A soja apresenta recuo nos contratos mais próximos em Chicago, em um início de semana marcado pela expectativa em torno do relatório do USDA, que deve trazer atualizações sobre produção e estoques. O óleo de soja mantém viés firme após atingir nova máxima recente, enquanto o farelo mostra estabilidade. No Brasil, os preços físicos recuam no Paraná, e as vendas dos produtores seguem atrasadas, com pouco mais de um terço da safra comprometida.
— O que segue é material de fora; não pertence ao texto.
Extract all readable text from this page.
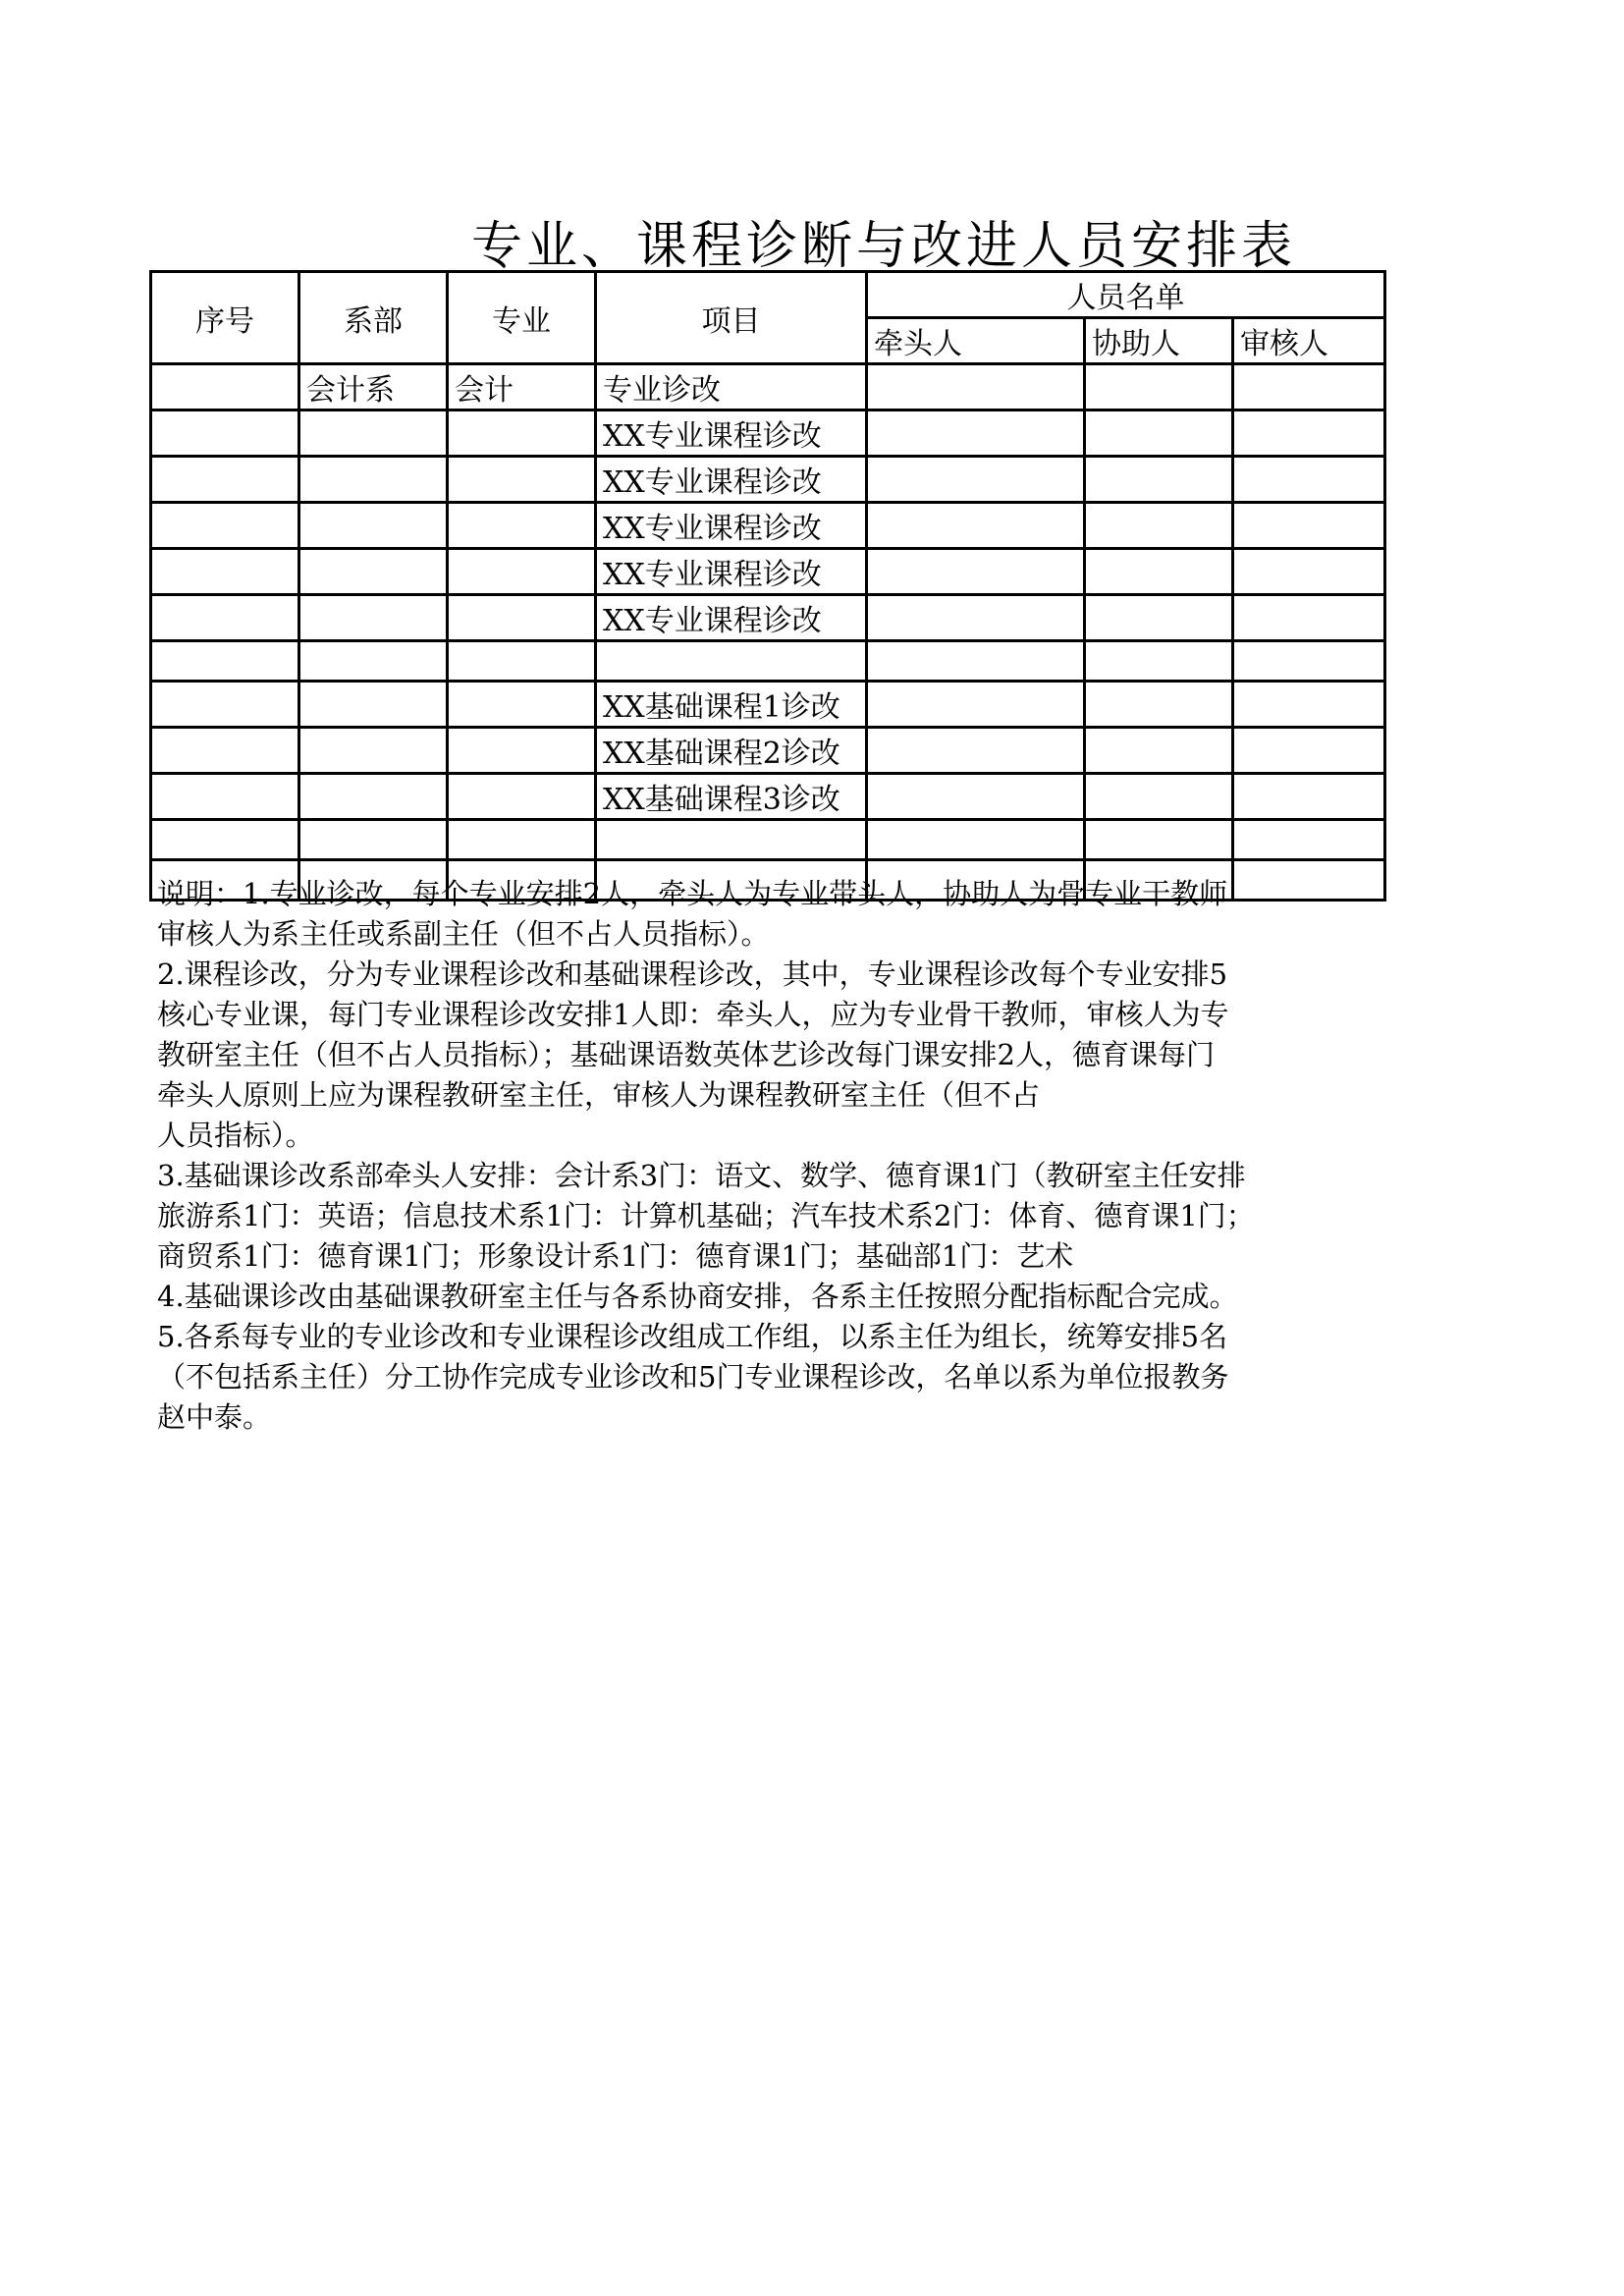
专业、课程诊断与改进人员安排表
序号	系部	专业	项目	人员名单		
				牵头人	协助人	审核人
	会计系	会计	专业诊改			
			XX专业课程诊改			
			XX专业课程诊改			
			XX专业课程诊改			
			XX专业课程诊改			
			XX专业课程诊改			

			XX基础课程1诊改			
			XX基础课程2诊改			
			XX基础课程3诊改			

说明：1.专业诊改，每个专业安排2人，牵头人为专业带头人，协助人为骨专业干教师
审核人为系主任或系副主任（但不占人员指标）。
2.课程诊改，分为专业课程诊改和基础课程诊改，其中，专业课程诊改每个专业安排5
核心专业课，每门专业课程诊改安排1人即：牵头人，应为专业骨干教师，审核人为专
教研室主任（但不占人员指标）；基础课语数英体艺诊改每门课安排2人，德育课每门
牵头人原则上应为课程教研室主任，审核人为课程教研室主任（但不占
人员指标）。
3.基础课诊改系部牵头人安排：会计系3门：语文、数学、德育课1门（教研室主任安排
旅游系1门：英语；信息技术系1门：计算机基础；汽车技术系2门：体育、德育课1门；
商贸系1门：德育课1门；形象设计系1门：德育课1门；基础部1门：艺术
4.基础课诊改由基础课教研室主任与各系协商安排，各系主任按照分配指标配合完成。
5.各系每专业的专业诊改和专业课程诊改组成工作组，以系主任为组长，统筹安排5名
（不包括系主任）分工协作完成专业诊改和5门专业课程诊改，名单以系为单位报教务
赵中泰。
Na Argentina, houve revisão positiva para a produção de girassol, ao mesmo tempo em que persiste o alerta para estresse hídrico nas lavouras de soja, o que mantém o mercado atento às previsões de chuva.

O milho opera com pequenas oscilações em Chicago, sustentado pelo ritmo das exportações dos Estados Unidos, mas ainda pressionado pela ausência de novidades sobre o uso de E-15 e pelas chuvas previstas para áreas agrícolas argentinas. No Brasil, o avanço do plantio da safrinha ganha ritmo, enquanto a colheita da safra de verão segue dentro de um compasso próximo ao observado em anos anteriores, conforme dados mais recentes de acompanhamento.